Charles and David Koch, the billionaire brothers who fund a number of extreme right-wing organizations and are major contributors to the tea party and bankrollers for host of anti-worker state ballot initiatives and legislation, now have their sights set on building a major media empire.
They are expected to make a $600 million-plus bid to purchase the Tribune Co. and its eight regional newspapers, including the Los Angeles Times, the Chicago Tribune, The Baltimore Sun, the Orlando Sentinel and the Hartford Courant, and more than 20 TV stations like WGN in Chicago and KTLA Channel 5 in Los Angeles.
With the Tribune Co. emerging from bankruptcy, the investment firms that own media conglomerate are seeking buyers.
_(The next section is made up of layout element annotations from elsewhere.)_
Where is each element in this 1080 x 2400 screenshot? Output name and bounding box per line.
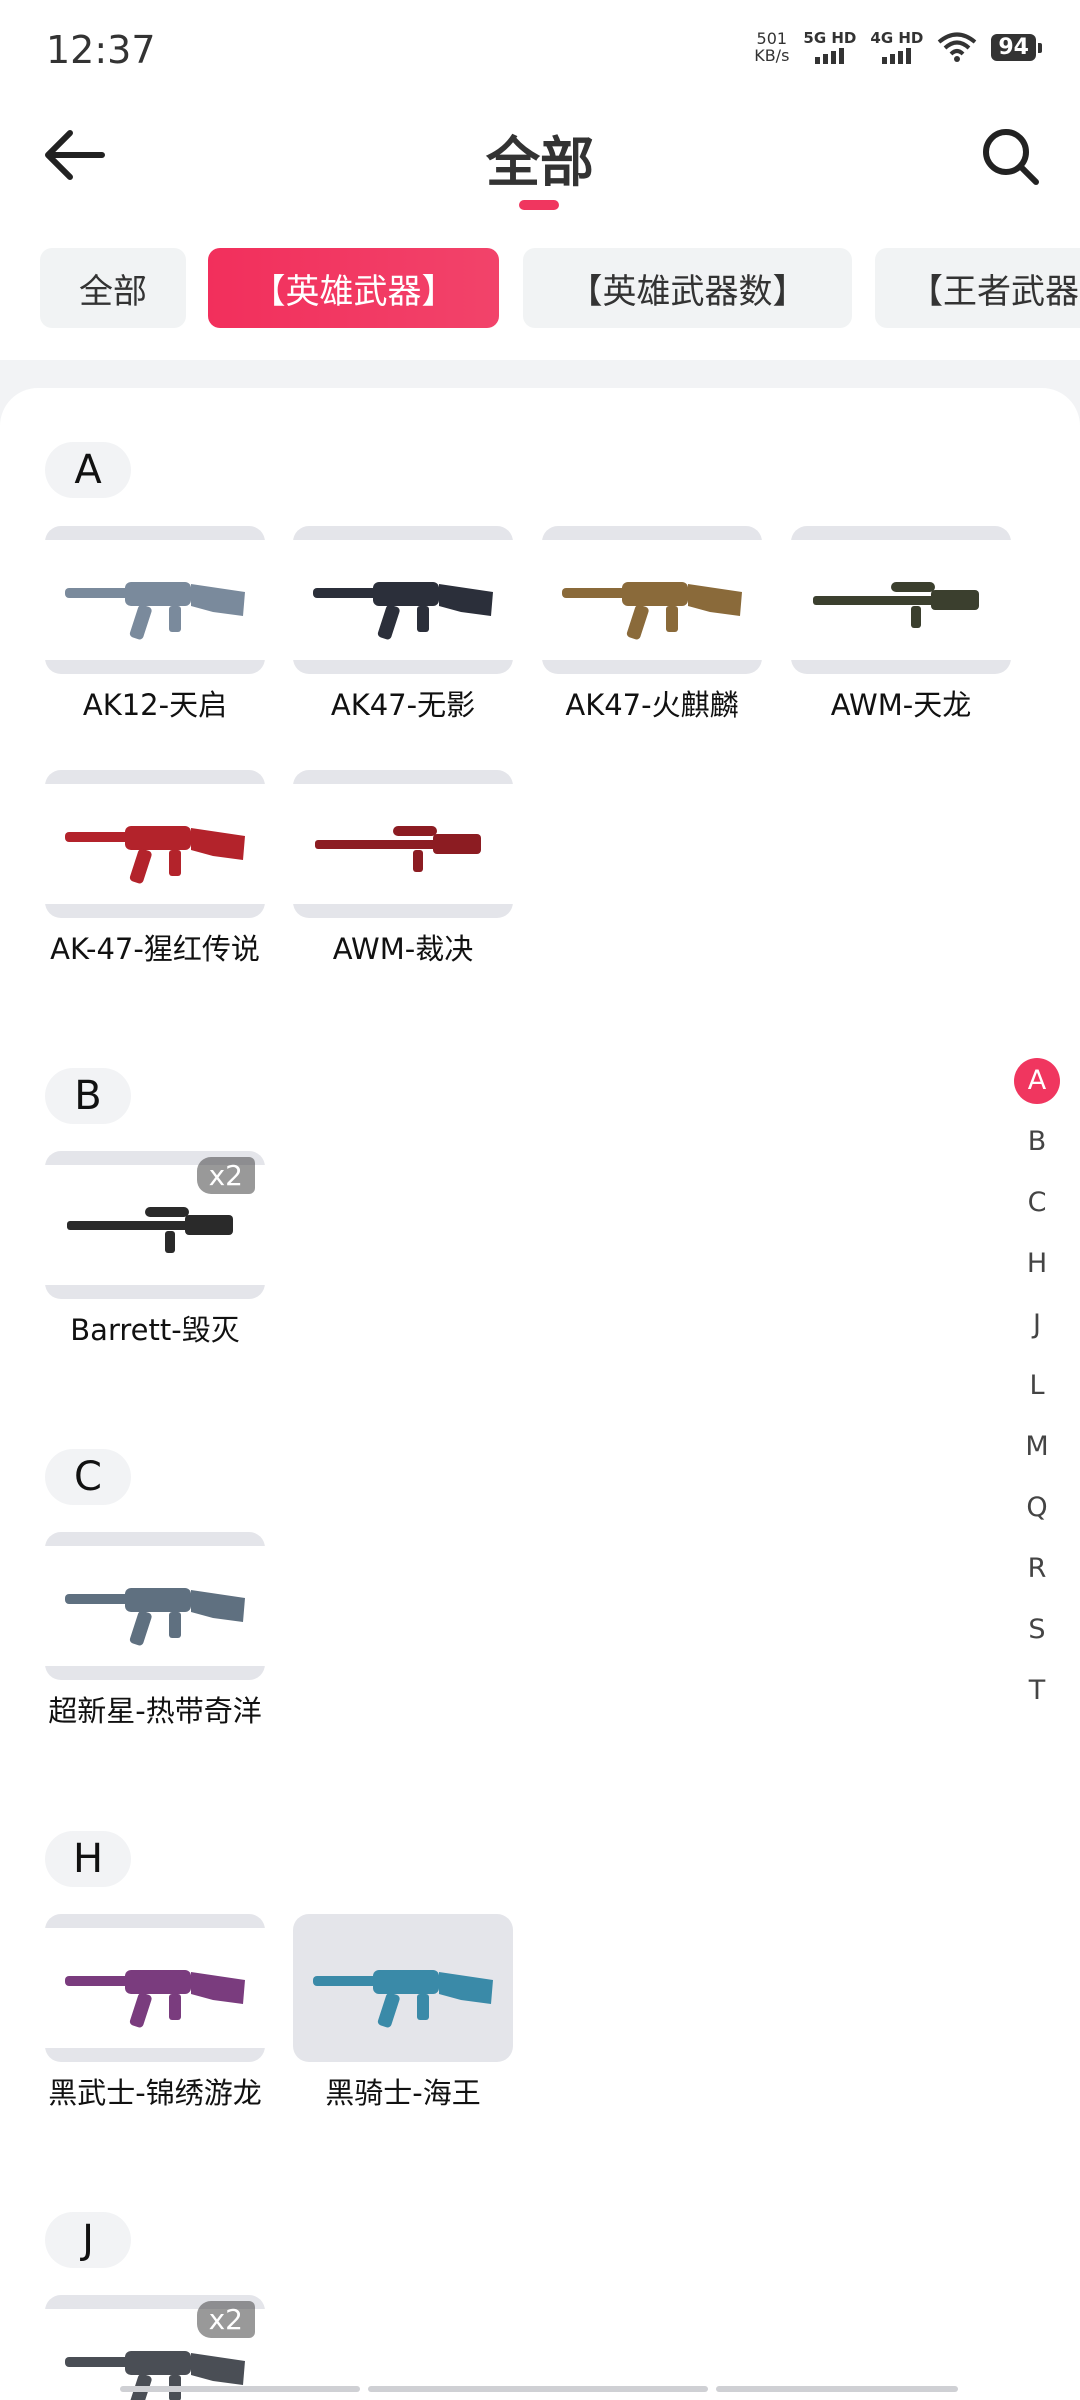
index-letter-a[interactable]: A (1012, 1050, 1062, 1111)
weapon-thumbnail (293, 526, 513, 674)
index-letter-l[interactable]: L (1012, 1355, 1062, 1416)
weapon-card[interactable]: AWM-天龙 (791, 526, 1011, 722)
section-header-h: H (45, 1831, 131, 1887)
filter-chip-all[interactable]: 全部 (40, 248, 186, 328)
net-speed: 501 KB/s (754, 30, 789, 64)
rifle-image (65, 582, 245, 640)
index-letter-t[interactable]: T (1012, 1660, 1062, 1721)
net-speed-value: 501 (756, 29, 788, 48)
weapon-card[interactable]: 超新星-热带奇洋 (45, 1532, 265, 1728)
sim1-signal: 5G HD (803, 30, 856, 64)
wifi-icon (938, 32, 977, 62)
weapon-name: 黑武士-锦绣游龙 (48, 2076, 262, 2110)
weapon-name: Barrett-毁灭 (70, 1313, 240, 1347)
weapon-name: 超新星-热带奇洋 (48, 1694, 262, 1728)
weapon-card[interactable]: x2 (45, 2295, 265, 2400)
filter-tabs: 全部 【英雄武器】 【英雄武器数】 【王者武器 (0, 220, 1080, 360)
weapon-name: AK47-无影 (330, 688, 476, 722)
index-letter-m[interactable]: M (1012, 1416, 1062, 1477)
weapon-thumbnail (293, 1914, 513, 2062)
section-header-b: B (45, 1068, 131, 1124)
weapon-thumbnail: x2 (45, 2295, 265, 2400)
rifle-image (65, 1588, 245, 1646)
weapon-thumbnail (45, 1914, 265, 2062)
section-header-a: A (45, 442, 131, 498)
weapon-card[interactable]: 黑骑士-海王 (293, 1914, 513, 2110)
weapon-name: 黑骑士-海王 (325, 2076, 481, 2110)
sim2-label: 4G HD (870, 29, 924, 47)
quantity-badge: x2 (196, 1157, 255, 1194)
weapon-name: AWM-天龙 (830, 688, 972, 722)
index-letter-b[interactable]: B (1012, 1111, 1062, 1172)
weapon-card[interactable]: AK-47-猩红传说 (45, 770, 265, 966)
weapon-name: AK12-天启 (82, 688, 228, 722)
sniper-image (315, 826, 481, 872)
filter-chip-hero-weapon-count[interactable]: 【英雄武器数】 (523, 248, 852, 328)
index-letter-s[interactable]: S (1012, 1599, 1062, 1660)
weapon-card[interactable]: AWM-裁决 (293, 770, 513, 966)
index-letter-j[interactable]: J (1012, 1294, 1062, 1355)
weapon-thumbnail (293, 770, 513, 918)
top-app-bar: 全部 (0, 100, 1080, 220)
sim2-signal: 4G HD (870, 30, 923, 64)
alphabet-index[interactable]: A B C H J L M Q R S T (1012, 1050, 1062, 1721)
sim1-bars-icon (815, 46, 845, 64)
weapon-name: AK47-火麒麟 (565, 688, 739, 722)
battery-indicator: 94 (991, 33, 1042, 61)
weapon-card[interactable]: AK47-火麒麟 (542, 526, 762, 722)
weapon-name: AWM-裁决 (332, 932, 474, 966)
search-icon (983, 129, 1039, 185)
title-indicator (519, 200, 559, 210)
index-letter-c[interactable]: C (1012, 1172, 1062, 1233)
weapon-thumbnail (45, 526, 265, 674)
weapon-card[interactable]: x2 Barrett-毁灭 (45, 1151, 265, 1347)
status-icons: 501 KB/s 5G HD 4G HD 94 (754, 30, 1042, 64)
weapon-thumbnail (45, 770, 265, 918)
section-header-c: C (45, 1449, 131, 1505)
net-speed-unit: KB/s (754, 46, 790, 65)
rifle-image (65, 1970, 245, 2028)
index-letter-q[interactable]: Q (1012, 1477, 1062, 1538)
weapon-thumbnail (542, 526, 762, 674)
filter-chip-king-weapons[interactable]: 【王者武器 (875, 248, 1080, 328)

Journalists, workers and community groups are raising concerns about the possible purchase, and the Kochs turning these independent news outlets into mouthpieces for their extremist agenda.
The Los Angeles County Federation of Labor will rally Tuesday, May 14, outside the offices of Oaktree Capital Management, which has a significant ownership stake in the Tribune Co., along with managing a number of public employee and union pension funds.
The Koch brothers were major funders of last fall’s Prop. 32 failed ballot initiative in California to silence working families.
The Newspaper Guild-CWA has called on the Tribune Co. to make a pledge that they’ll only sell to a buyer that will protect the objectivity of the news product by making a public commitment to doing so.
Great papers publish credible, trusted journalism online and on the printed page. Whoever comes to own these mastheads needs to understand that protecting newsrooms from ideological taint is no small thing. The future of American journalism depends on the ability to print truth, not opinion.
Last month, The New York Times reported that a recent gathering of super-wealthy, like-minded extreme conservatives, the Koch’s “laid out a three-pronged 10-year strategy” to win their far-right agenda.
The first two pieces of the strategy—educating grass-roots activists and influencing politics—were not surprising, given the money they have given to policy institutes and political action groups. But the third one was: media.
Clarence Page, a top Chicago Tribune columnist, who said he would oppose a takeover of the paper by David and Charles Koch because of “the fact that they seem to be coming in upfront with the idea of using a major news media as a vehicle for their political voice.”
Read more reactions from Tribune Co. journalists.
BTW, Rush Limbaugh and most current right-wing media talkers and news outlets are reacting with glee that the Kochs might take over the Tribune operations and silence the papers’ and other outlets’ independent voices.